China has taken the next step in its quest to become a major space power with the launch of the unmanned Shenzhou 8 vehicle.
The spacecraft rode a Long March 2F rocket into orbit where it will attempt to rendezvous and dock with the Tiangong-1 lab, launched in September.
It would be the first time China has joined two space vehicles together.
The capability is required if the country is to carry through its plan to build a space station by about 2020.
The Long March carrier rocket lifted away from the Jiuquan spaceport in the Gobi Desert at 05:58, Tuesday (21:58 GMT Monday). TV cameras relayed the ascent to orbit.
It will be a couple of days before Shenzhou 8 is in a position to attempt the docking
Shenzhou separated from the rocket's upper-stage about nine minutes into the flight. Confirmation that its solar panels had been deployed was received a short while after.
It will be a couple of days before Shenzhou is in a position to attempt the docking, which will occur some 340km above the Earth.
The vehicles will be using radar and optical sensors to compute their proximity to each other and guide their final approach and contact.

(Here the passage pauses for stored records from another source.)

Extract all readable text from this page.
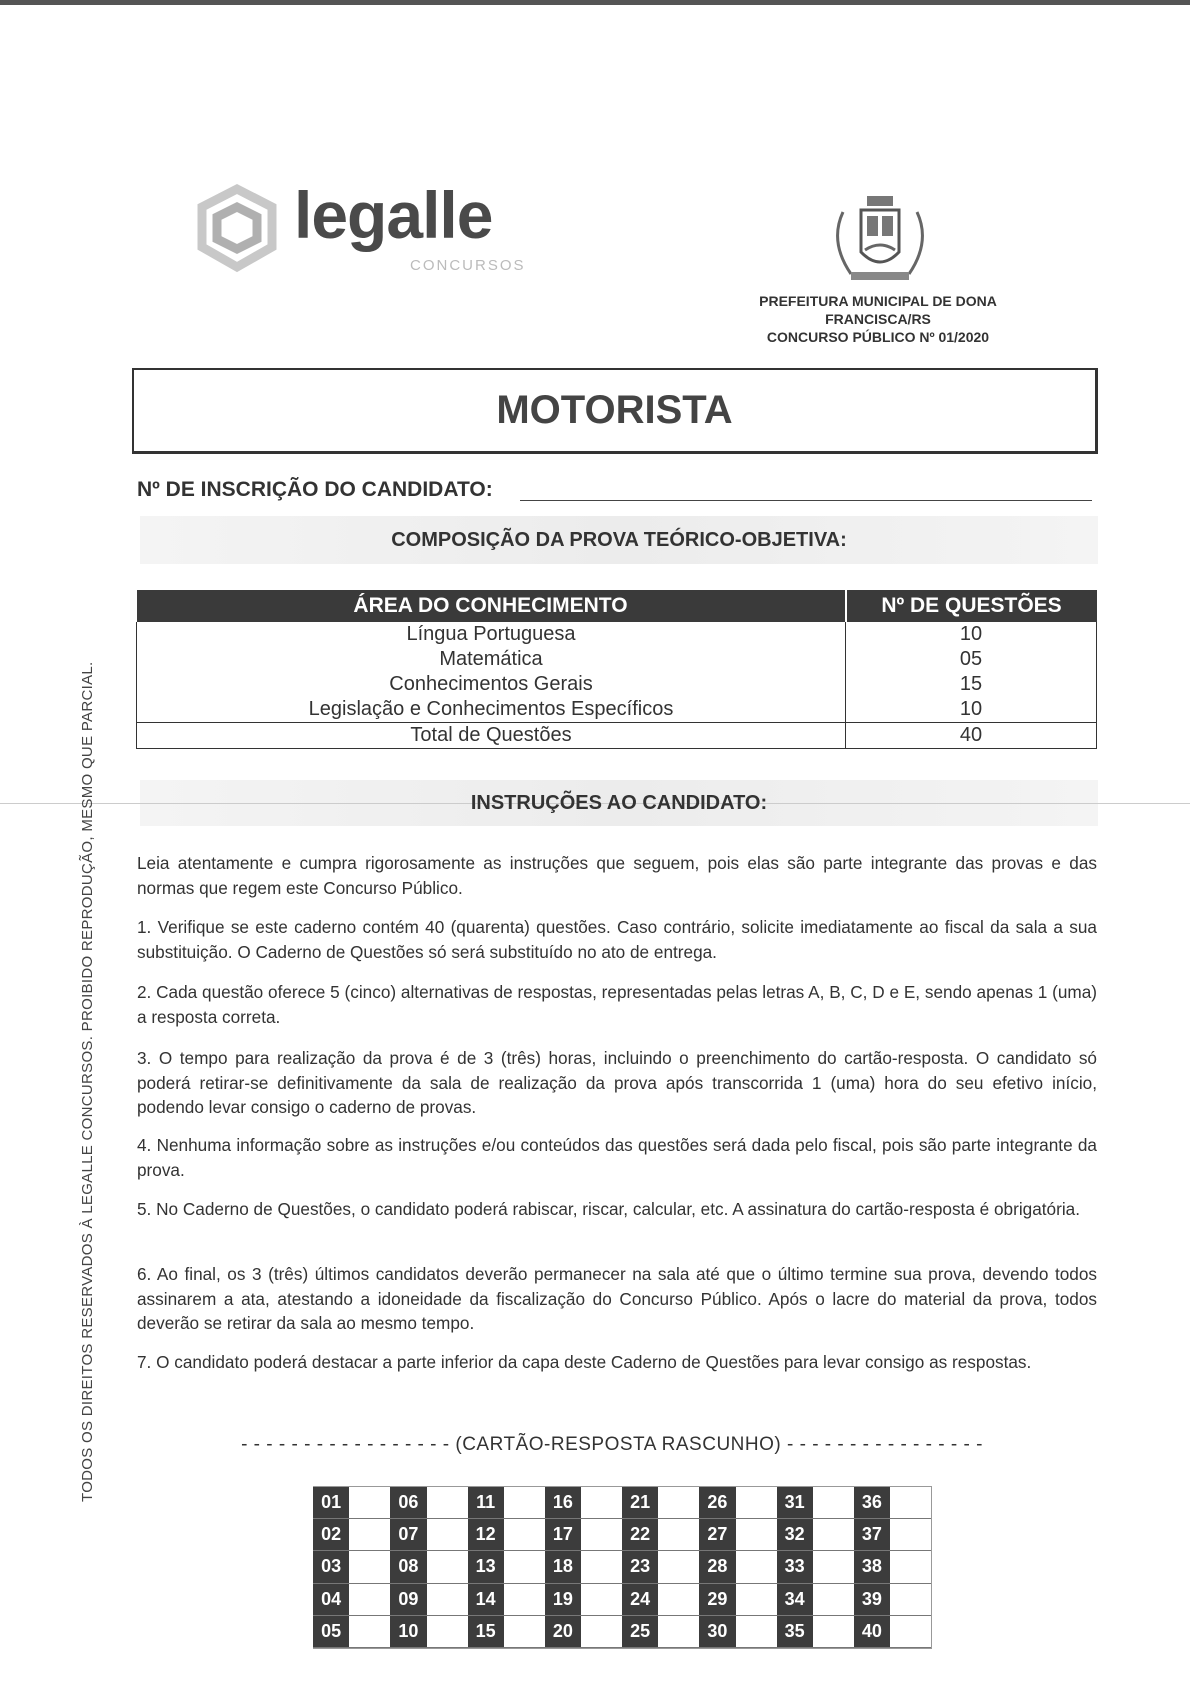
legalle
CONCURSOS
PREFEITURA MUNICIPAL DE DONA
FRANCISCA/RS
CONCURSO PÚBLICO Nº 01/2020
MOTORISTA
Nº DE INSCRIÇÃO DO CANDIDATO:
COMPOSIÇÃO DA PROVA TEÓRICO-OBJETIVA:
ÁREA DO CONHECIMENTO	Nº DE QUESTÕES
Língua Portuguesa	10
Matemática	05
Conhecimentos Gerais	15
Legislação e Conhecimentos Específicos	10
Total de Questões	40
INSTRUÇÕES AO CANDIDATO:

Leia atentamente e cumpra rigorosamente as instruções que seguem, pois elas são parte integrante das provas e das normas que regem este Concurso Público.

1. Verifique se este caderno contém 40 (quarenta) questões. Caso contrário, solicite imediatamente ao fiscal da sala a sua substituição. O Caderno de Questões só será substituído no ato de entrega.

2. Cada questão oferece 5 (cinco) alternativas de respostas, representadas pelas letras A, B, C, D e E, sendo apenas 1 (uma) a resposta correta.

3. O tempo para realização da prova é de 3 (três) horas, incluindo o preenchimento do cartão-resposta. O candidato só poderá retirar-se definitivamente da sala de realização da prova após transcorrida 1 (uma) hora do seu efetivo início, podendo levar consigo o caderno de provas.

4. Nenhuma informação sobre as instruções e/ou conteúdos das questões será dada pelo fiscal, pois são parte integrante da prova.

5. No Caderno de Questões, o candidato poderá rabiscar, riscar, calcular, etc. A assinatura do cartão-resposta é obrigatória.

6. Ao final, os 3 (três) últimos candidatos deverão permanecer na sala até que o último termine sua prova, devendo todos assinarem a ata, atestando a idoneidade da fiscalização do Concurso Público. Após o lacre do material da prova, todos deverão se retirar da sala ao mesmo tempo.

7. O candidato poderá destacar a parte inferior da capa deste Caderno de Questões para levar consigo as respostas.

- - - - - - - - - - - - - - - - - (CARTÃO-RESPOSTA RASCUNHO) - - - - - - - - - - - - - - - -
01	06	11	16	21	26	31	36
02	07	12	17	22	27	32	37
03	08	13	18	23	28	33	38
04	09	14	19	24	29	34	39
05	10	15	20	25	30	35	40
TODOS OS DIREITOS RESERVADOS À LEGALLE CONCURSOS. PROIBIDO REPRODUÇÃO, MESMO QUE PARCIAL.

The pair will then spend 12 days circling the globe together before moving apart and attempting a re-docking. Finally, Shenzhou 8 will detach and its return capsule will head back to Earth.
This will allow experiments carried into orbit to be recovered for analysis. The German space agency has supplied an experimental box containing fish, plants, worms, bacteria and even human cancer cells for a series of biological studies.